Mental health issues such as depression, anxiety, and others are a growing epidemic facing modern society. The Mental Health America society estimated that nearly a fifth of the adult US population suffered a mental illness in 2019 - 2020 and that 94% of these individuals did not receive any treatment. Information Technology (IT) such as wearables, digital pills, cope notes, VR, and others have been proposed and used to help address the growing mental health crisis. However, the understanding of the design, development, adoption, use, and impact of such technologies for diagnosing and treating mental health illnesses remains nascent.

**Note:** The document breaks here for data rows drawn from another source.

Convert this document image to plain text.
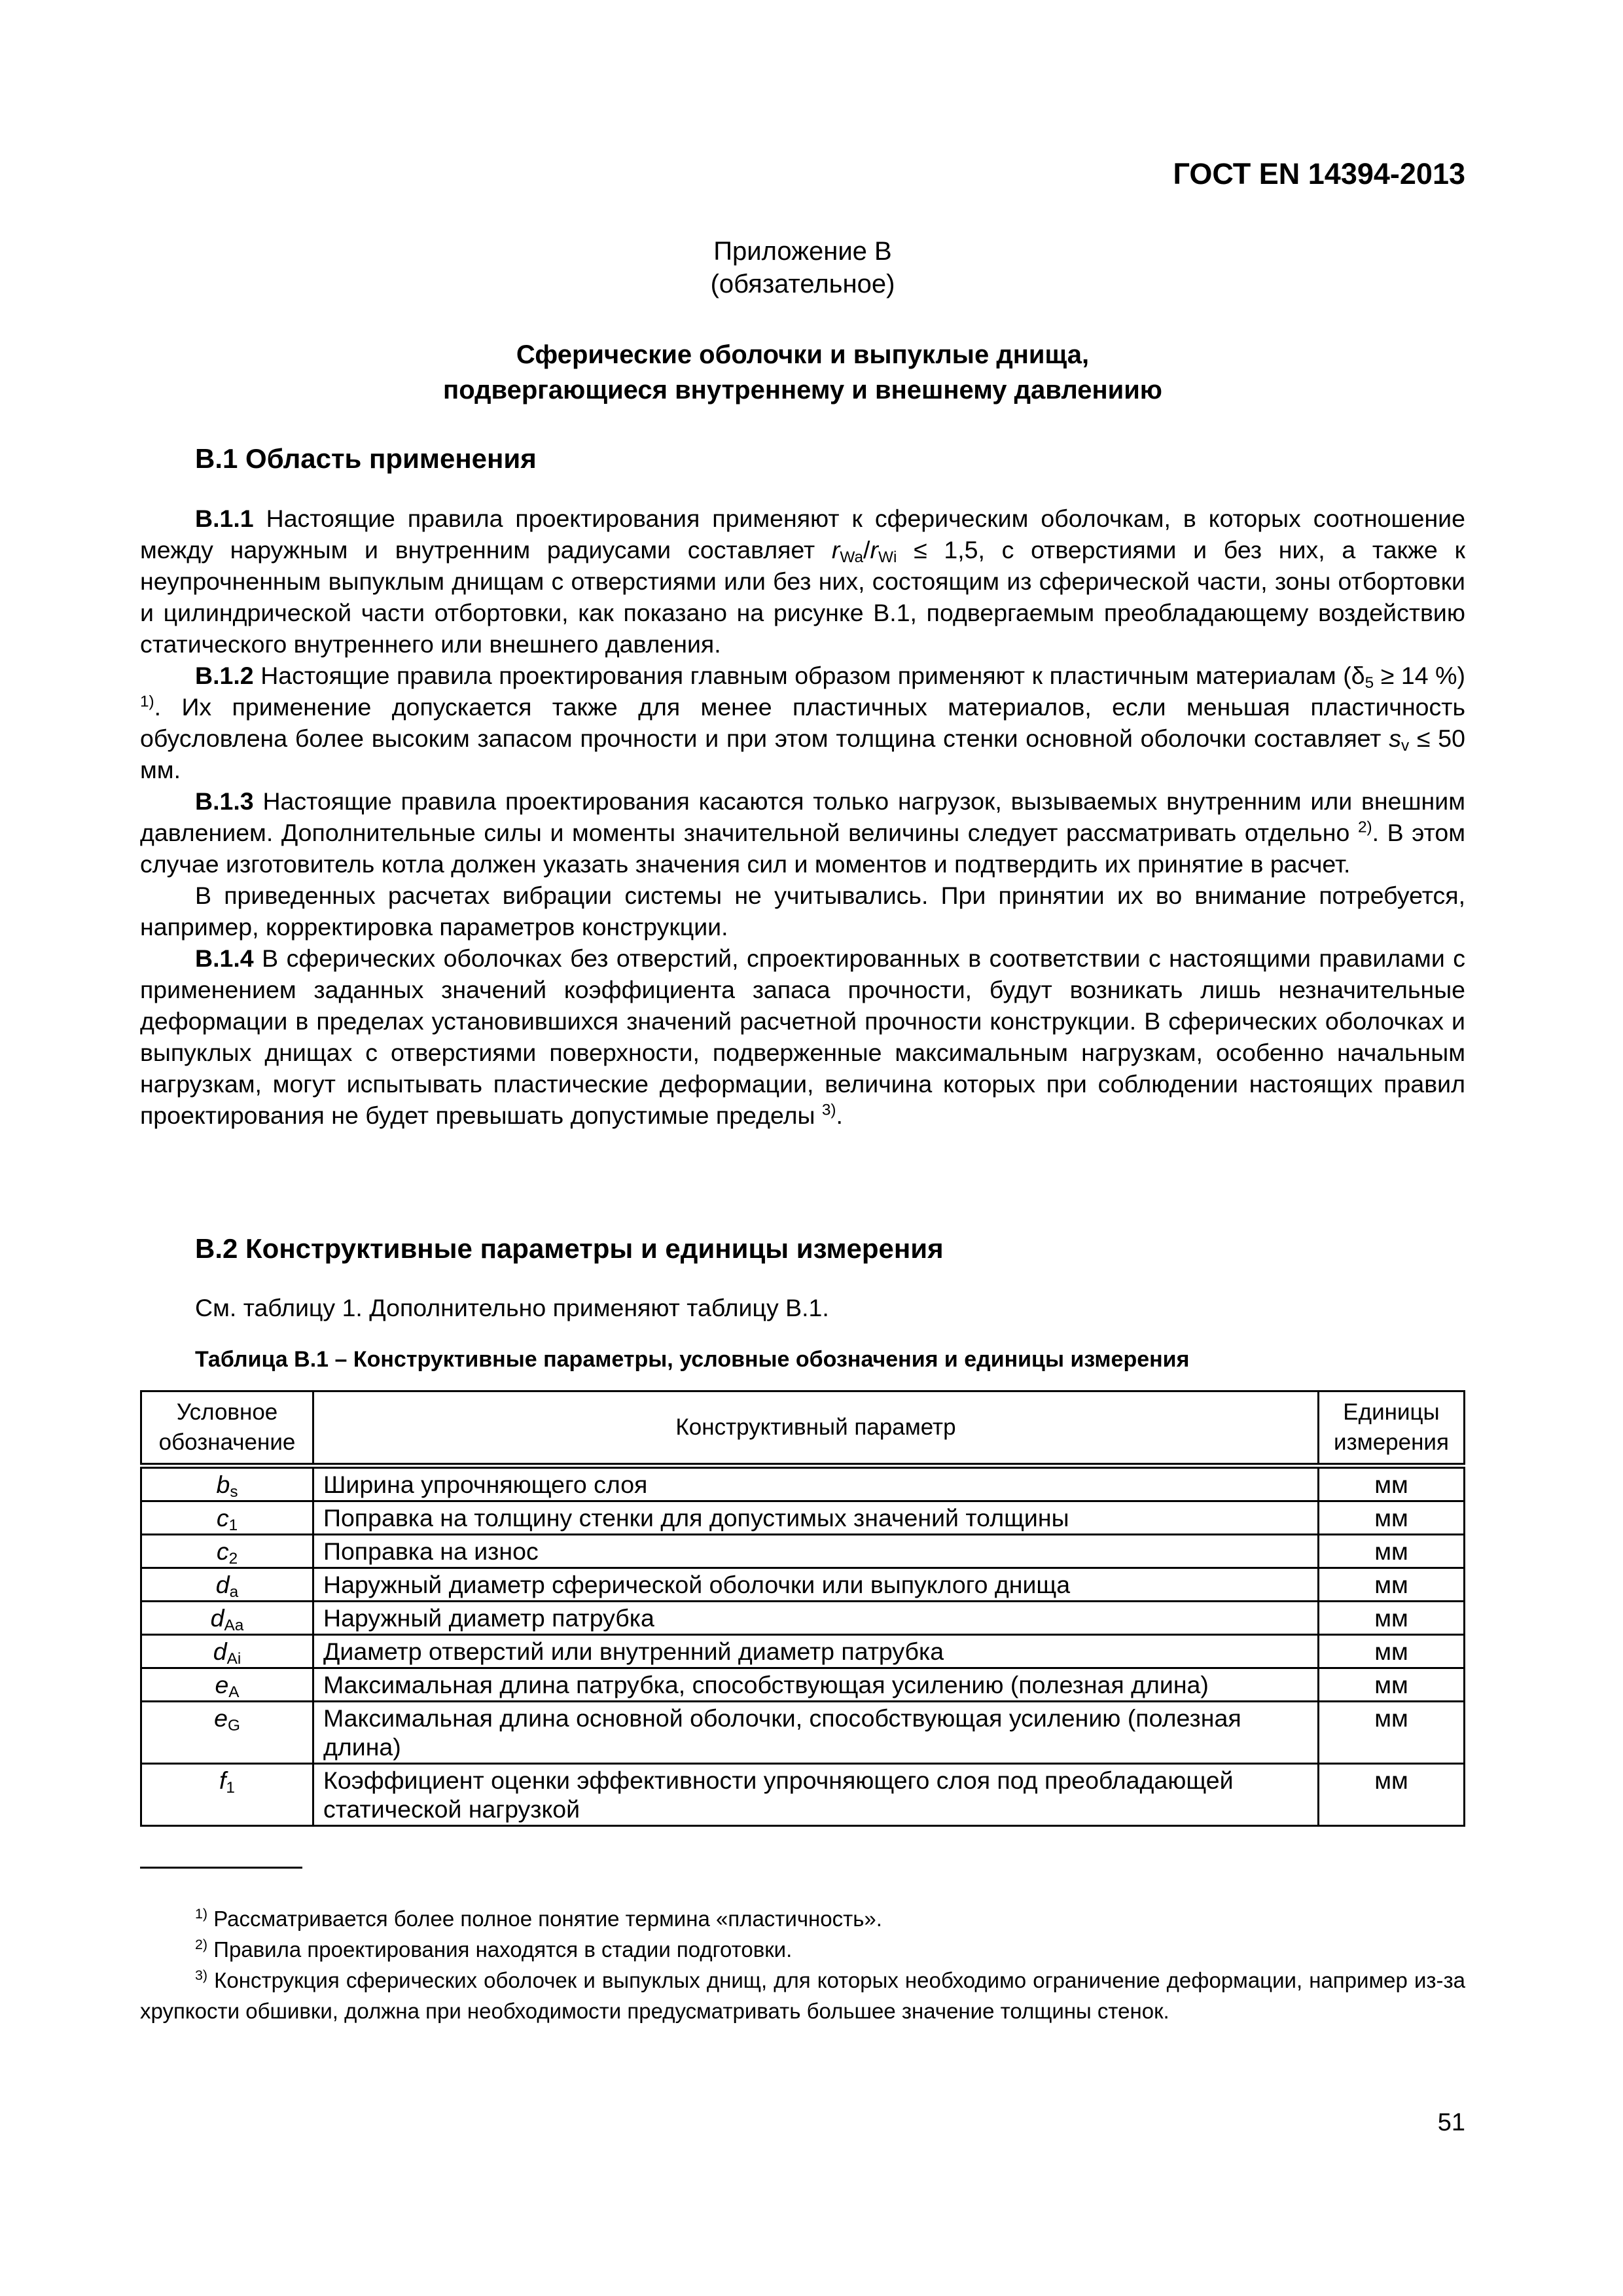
ГОСТ EN 14394-2013
Приложение В
(обязательное)
Сферические оболочки и выпуклые днища,
подвергающиеся внутреннему и внешнему давлениию
В.1 Область применения

В.1.1 Настоящие правила проектирования применяют к сферическим оболочкам, в которых соотношение между наружным и внутренним радиусами составляет $r_{Wa}/r_{Wi} \le 1,5$, с отверстиями и без них, а также к неупрочненным выпуклым днищам с отверстиями или без них, состоящим из сферической части, зоны отбортовки и цилиндрической части отбортовки, как показано на рисунке В.1, подвергаемым преобладающему воздействию статического внутреннего или внешнего давления.

В.1.2 Настоящие правила проектирования главным образом применяют к пластичным материалам ($\delta_5 \ge 14$ %) $^{1)}$. Их применение допускается также для менее пластичных материалов, если меньшая пластичность обусловлена более высоким запасом прочности и при этом толщина стенки основной оболочки составляет $s_v \le 50$ мм.

В.1.3 Настоящие правила проектирования касаются только нагрузок, вызываемых внутренним или внешним давлением. Дополнительные силы и моменты значительной величины следует рассматривать отдельно $^{2)}$. В этом случае изготовитель котла должен указать значения сил и моментов и подтвердить их принятие в расчет.

В приведенных расчетах вибрации системы не учитывались. При принятии их во внимание потребуется, например, корректировка параметров конструкции.

В.1.4 В сферических оболочках без отверстий, спроектированных в соответствии с настоящими правилами с применением заданных значений коэффициента запаса прочности, будут возникать лишь незначительные деформации в пределах установившихся значений расчетной прочности конструкции. В сферических оболочках и выпуклых днищах с отверстиями поверхности, подверженные максимальным нагрузкам, особенно начальным нагрузкам, могут испытывать пластические деформации, величина которых при соблюдении настоящих правил проектирования не будет превышать допустимые пределы $^{3)}$.

В.2 Конструктивные параметры и единицы измерения
См. таблицу 1. Дополнительно применяют таблицу В.1.
Таблица В.1 – Конструктивные параметры, условные обозначения и единицы измерения
Условное обозначение	Конструктивный параметр	Единицы измерения
$b_s$	Ширина упрочняющего слоя	мм
$c_1$	Поправка на толщину стенки для допустимых значений толщины	мм
$c_2$	Поправка на износ	мм
$d_a$	Наружный диаметр сферической оболочки или выпуклого днища	мм
$d_{Aa}$	Наружный диаметр патрубка	мм
$d_{Ai}$	Диаметр отверстий или внутренний диаметр патрубка	мм
$e_A$	Максимальная длина патрубка, способствующая усилению (полезная длина)	мм
$e_G$	Максимальная длина основной оболочки, способствующая усилению (полезная длина)	мм
$f_1$	Коэффициент оценки эффективности упрочняющего слоя под преобладающей статической нагрузкой	мм

$^{1)}$ Рассматривается более полное понятие термина «пластичность».

$^{2)}$ Правила проектирования находятся в стадии подготовки.

$^{3)}$ Конструкция сферических оболочек и выпуклых днищ, для которых необходимо ограничение деформации, например из-за хрупкости обшивки, должна при необходимости предусматривать большее значение толщины стенок.

51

Information Systems (IS) scholars are starting to study various aspects of mental health, including occupational stress, distress, and diagnosable mental health disorders. However, significant areas of opportunity remain for developing and evaluating digital technologies that could help identify or tackle anxiety disorders (e.g., generalized anxiety disorder, panic, social anxiety), mood disorders (e.g., depression, bipolar disorder), and addiction (e.g., substance abuse, chemical dependence). This Special Section seeks to expand research related to IT for mental health and spearhead an ongoing research agenda related to this subject in the IS discipline. We are specifically seeking contributions that improve our understanding of how IT could be leveraged to identify mental health conditions and improve mental health. We encourage a wide range of content, including theory, qualitative and quantitative approaches, and design science for mental health for this Special Section.

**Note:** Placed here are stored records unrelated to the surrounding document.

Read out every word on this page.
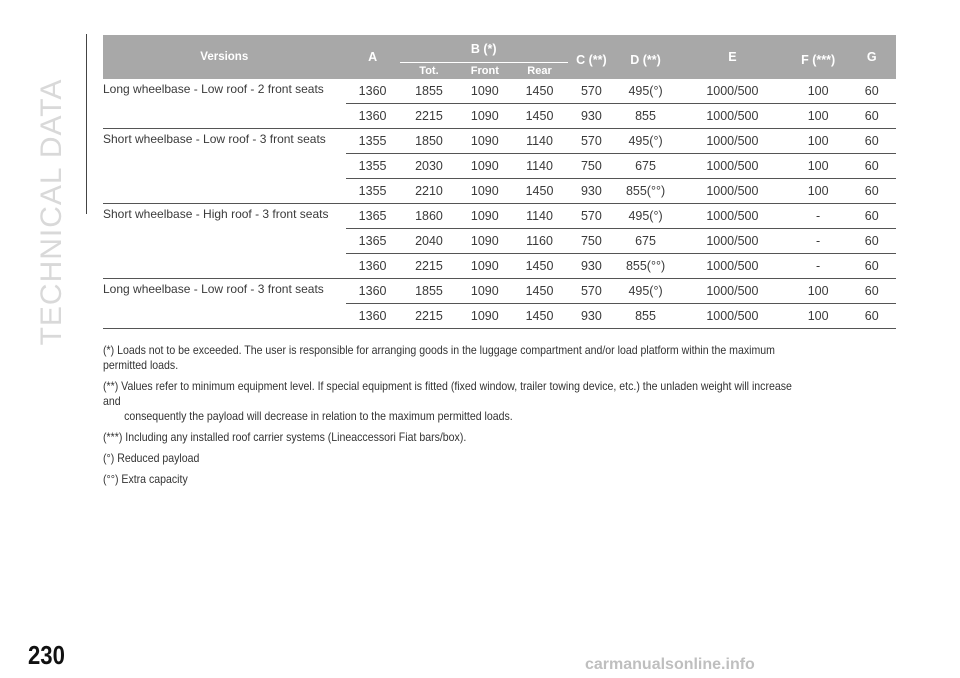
TECHNICAL DATA
Versions	A	B (*)			C (**)	D (**)	E	F (***)	G
		Tot.	Front	Rear					
Long wheelbase - Low roof - 2 front seats	1360	1855	1090	1450	570	495(°)	1000/500	100	60
	1360	2215	1090	1450	930	855	1000/500	100	60
Short wheelbase - Low roof - 3 front seats	1355	1850	1090	1140	570	495(°)	1000/500	100	60
	1355	2030	1090	1140	750	675	1000/500	100	60
	1355	2210	1090	1450	930	855(°°)	1000/500	100	60
Short wheelbase - High roof - 3 front seats	1365	1860	1090	1140	570	495(°)	1000/500	-	60
	1365	2040	1090	1160	750	675	1000/500	-	60
	1360	2215	1090	1450	930	855(°°)	1000/500	-	60
Long wheelbase - Low roof - 3 front seats	1360	1855	1090	1450	570	495(°)	1000/500	100	60
	1360	2215	1090	1450	930	855	1000/500	100	60

(*) Loads not to be exceeded. The user is responsible for arranging goods in the luggage compartment and/or load platform within the maximum permitted loads.

(**) Values refer to minimum equipment level. If special equipment is fitted (fixed window, trailer towing device, etc.) the unladen weight will increase and
consequently the payload will decrease in relation to the maximum permitted loads.

(***) Including any installed roof carrier systems (Lineaccessori Fiat bars/box).

(°) Reduced payload

(°°) Extra capacity

230	carmanualsonline.info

Irrespective of the topic, the focus on how IT is being used or developed to identify mental health conditions or improve mental health should be evident (IT is a central theme of the paper). Research that examines the negative impacts of technology (e.g., antecedents to technostress) do not fit the theme. We welcome research that uses or employs various types of methods and analysis, including qualitative methods, quantitative methods, archival and observational research methods, mixed methods research, design science research, and Artificial Intelligence (AI)-enabled analytics methods, including machine learning, deep learning, text mining, and network science.